33: Broken Promises

1K 142 133
                                    

Calla stared at the ceiling, hands clasped over her chest—gently cradling the tip of a knife against the hollow of her throat and wondering, not for the first time, what death might feel like.

Was it hard and fast and unexpected, like the shock of icy river water? Or was it a steady, inevitable march, leaching from one's body as tar spreads across a stretch of summer pavement? A part of her desperately wanted to know.

Another part of her dreaded the answer.

Whatever the case, she didn't believe in that mumbo-jumbo about the light and the tunnel. Only fools believed in fairytales.

Fools and sadists.

The sound of footsteps dispelled her dark thoughts. Calla sat upright and shoved the knife into the drawer of her nightstand, covering the bone-white handle with a stray sock.

By the time her mother opened the door, Calla was propped against her pillows, pretending to scroll through her phone.

"Calla?" Rosalind slipped into the room, shivering through her robe. She tightened the sash. "It's freezing in here."

Calla nodded toward her window, cracked partially to let in the last remnants of the cold snap that had besieged the town for the last week. "I needed some fresh air."

Her mother made a dissatisfied noise in the back of her throat, moving to sit at the end of the bed. Calla tossed aside her phone, anticipating some sort of grand parental speech. Rosalind had been surprisingly tight-lipped over the last few days, saying nothing of her daughter's near-brush with death. Calla had expected she'd be punished after diving headfirst into a very dangerous situation. It was just the sort of thing her mother was always warning her about.

Keep your head, honey. Don't take unnecessary risks.

Answering what had essentially been a serial killer's dare was the textbook definition of an unnecessary risk. Yet here she sat, notably ungrounded and well fed. She couldn't wrap her head around it.

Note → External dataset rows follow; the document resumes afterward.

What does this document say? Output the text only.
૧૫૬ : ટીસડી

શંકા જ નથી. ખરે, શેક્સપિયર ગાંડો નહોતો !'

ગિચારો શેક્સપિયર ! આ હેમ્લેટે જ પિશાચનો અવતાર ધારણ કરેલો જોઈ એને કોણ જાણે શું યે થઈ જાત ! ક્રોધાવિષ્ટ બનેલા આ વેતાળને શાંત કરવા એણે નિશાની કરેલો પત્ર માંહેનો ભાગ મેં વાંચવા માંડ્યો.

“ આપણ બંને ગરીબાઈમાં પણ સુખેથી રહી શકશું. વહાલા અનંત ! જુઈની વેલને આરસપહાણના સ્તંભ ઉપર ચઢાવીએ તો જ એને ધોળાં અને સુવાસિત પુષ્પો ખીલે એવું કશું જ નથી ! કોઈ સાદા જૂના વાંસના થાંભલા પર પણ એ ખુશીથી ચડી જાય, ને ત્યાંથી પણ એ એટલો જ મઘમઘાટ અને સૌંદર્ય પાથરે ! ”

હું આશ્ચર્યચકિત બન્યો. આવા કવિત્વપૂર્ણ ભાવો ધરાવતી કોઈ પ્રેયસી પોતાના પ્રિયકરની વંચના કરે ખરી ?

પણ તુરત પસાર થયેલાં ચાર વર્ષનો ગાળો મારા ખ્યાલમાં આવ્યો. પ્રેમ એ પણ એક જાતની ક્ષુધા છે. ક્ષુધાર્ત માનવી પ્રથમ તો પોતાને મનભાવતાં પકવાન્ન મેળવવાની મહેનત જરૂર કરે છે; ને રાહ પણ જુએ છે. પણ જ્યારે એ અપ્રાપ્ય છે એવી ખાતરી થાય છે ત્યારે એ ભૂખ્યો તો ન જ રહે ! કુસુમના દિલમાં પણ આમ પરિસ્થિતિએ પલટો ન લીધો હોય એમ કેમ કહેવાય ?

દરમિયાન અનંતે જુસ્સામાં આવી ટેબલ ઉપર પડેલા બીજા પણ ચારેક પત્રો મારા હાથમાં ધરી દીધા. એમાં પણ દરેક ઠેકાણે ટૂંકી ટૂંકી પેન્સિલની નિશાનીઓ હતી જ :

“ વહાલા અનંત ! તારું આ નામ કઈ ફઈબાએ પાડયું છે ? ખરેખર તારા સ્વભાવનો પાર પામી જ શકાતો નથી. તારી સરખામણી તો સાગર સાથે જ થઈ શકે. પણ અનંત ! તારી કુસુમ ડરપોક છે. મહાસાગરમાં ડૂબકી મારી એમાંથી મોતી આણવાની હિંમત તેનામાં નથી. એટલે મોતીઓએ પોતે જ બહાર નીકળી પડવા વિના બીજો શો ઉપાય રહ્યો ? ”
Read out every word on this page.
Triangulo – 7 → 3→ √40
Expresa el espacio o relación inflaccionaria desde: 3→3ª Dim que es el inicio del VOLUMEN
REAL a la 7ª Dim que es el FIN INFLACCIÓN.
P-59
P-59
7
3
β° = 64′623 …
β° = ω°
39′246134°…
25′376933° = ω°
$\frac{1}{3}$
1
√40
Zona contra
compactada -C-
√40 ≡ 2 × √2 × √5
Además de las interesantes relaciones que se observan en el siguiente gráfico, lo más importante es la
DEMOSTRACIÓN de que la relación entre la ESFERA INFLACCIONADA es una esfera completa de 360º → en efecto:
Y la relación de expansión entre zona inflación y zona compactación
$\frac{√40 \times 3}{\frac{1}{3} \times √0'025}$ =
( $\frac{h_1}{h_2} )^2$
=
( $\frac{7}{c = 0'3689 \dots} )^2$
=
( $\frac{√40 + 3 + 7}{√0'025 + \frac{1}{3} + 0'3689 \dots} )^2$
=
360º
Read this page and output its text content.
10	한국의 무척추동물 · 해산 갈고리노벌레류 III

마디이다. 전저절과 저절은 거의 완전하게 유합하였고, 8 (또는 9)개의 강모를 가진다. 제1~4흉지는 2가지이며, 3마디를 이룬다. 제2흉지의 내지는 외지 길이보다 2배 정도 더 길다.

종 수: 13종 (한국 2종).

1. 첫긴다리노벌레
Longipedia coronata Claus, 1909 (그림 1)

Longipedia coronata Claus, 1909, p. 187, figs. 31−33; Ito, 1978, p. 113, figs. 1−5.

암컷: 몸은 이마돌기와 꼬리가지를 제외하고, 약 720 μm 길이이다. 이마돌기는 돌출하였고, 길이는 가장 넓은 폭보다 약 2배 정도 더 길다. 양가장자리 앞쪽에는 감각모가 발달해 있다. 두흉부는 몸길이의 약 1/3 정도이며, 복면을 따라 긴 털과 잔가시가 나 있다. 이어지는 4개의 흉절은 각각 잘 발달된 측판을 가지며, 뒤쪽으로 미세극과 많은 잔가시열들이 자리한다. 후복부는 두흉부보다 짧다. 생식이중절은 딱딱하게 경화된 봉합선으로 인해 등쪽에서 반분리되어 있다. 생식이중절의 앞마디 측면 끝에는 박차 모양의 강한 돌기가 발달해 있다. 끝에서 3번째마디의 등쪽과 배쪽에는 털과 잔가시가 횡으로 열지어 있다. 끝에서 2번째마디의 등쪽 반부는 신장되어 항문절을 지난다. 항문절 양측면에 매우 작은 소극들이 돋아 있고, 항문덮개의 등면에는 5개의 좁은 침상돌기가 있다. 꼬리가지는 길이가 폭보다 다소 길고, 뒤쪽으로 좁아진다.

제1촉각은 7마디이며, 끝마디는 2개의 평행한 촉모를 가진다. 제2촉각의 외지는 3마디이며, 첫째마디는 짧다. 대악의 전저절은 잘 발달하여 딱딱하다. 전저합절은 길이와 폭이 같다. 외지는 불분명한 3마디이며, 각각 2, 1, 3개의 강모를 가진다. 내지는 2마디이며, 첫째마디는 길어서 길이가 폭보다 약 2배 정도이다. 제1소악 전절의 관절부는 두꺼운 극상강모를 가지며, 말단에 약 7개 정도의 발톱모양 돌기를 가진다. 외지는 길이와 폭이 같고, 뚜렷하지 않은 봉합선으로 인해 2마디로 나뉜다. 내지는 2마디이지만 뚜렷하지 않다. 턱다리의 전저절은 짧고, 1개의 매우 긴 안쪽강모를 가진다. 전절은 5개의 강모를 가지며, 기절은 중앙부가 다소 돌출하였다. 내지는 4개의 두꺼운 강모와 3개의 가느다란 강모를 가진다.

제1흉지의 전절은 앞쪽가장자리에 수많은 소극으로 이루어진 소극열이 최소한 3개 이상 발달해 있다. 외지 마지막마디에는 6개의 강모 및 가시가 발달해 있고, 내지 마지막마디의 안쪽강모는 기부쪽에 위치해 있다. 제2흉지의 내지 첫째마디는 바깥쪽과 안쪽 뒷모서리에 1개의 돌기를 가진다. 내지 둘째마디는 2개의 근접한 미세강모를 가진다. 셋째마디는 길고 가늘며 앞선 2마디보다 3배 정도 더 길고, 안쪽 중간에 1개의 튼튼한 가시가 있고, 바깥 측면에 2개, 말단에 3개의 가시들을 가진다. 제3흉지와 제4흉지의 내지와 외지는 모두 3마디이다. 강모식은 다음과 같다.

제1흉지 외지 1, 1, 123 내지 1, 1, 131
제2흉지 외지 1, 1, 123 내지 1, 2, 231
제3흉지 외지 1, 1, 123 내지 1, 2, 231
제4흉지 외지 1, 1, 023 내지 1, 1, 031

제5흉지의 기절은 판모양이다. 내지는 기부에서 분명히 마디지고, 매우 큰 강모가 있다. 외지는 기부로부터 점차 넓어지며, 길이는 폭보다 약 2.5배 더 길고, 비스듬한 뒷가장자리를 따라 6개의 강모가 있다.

"Calla..." her mother started. She bit her lip. "Have you decided where you want to go to college?"

"Oh." Calla drew her knees to her chest. "Not yet. Either Cornell or Yale. I haven't heard back about a scholarship, but they're supposed to be finalizing that this week."

"Good." Rosalind tapped her daughter's knee. "That's...good."

That was exceptional, and they both knew it. But Calla held her tongue, unable to gauge her mother's mood.

She glanced over her mother's shoulder—to the door across the hall. The brass knob taunted her. Ask her, it seemed to say. Ask her ask her ask her.

Don't ask questions you don't want the answers to.

"Mom?"

Rosalind didn't look up from her lap. "Hmm?"

"What happened to my brother?"

Her head snapped up. For an uncomfortable length of time, neither said a word. Until Rosalind, knuckles white around the sash of her robe, asked, "Why do you want to know?"

My brother. He was amusing, Stephanie had said, winding her fingers through Vincent's hair as a lover would. And then he wasn't.

Stephanie had killed her brother in the same fashion as the others she'd brutalized. The story had resurfaced as all things did in this town—with a whisper.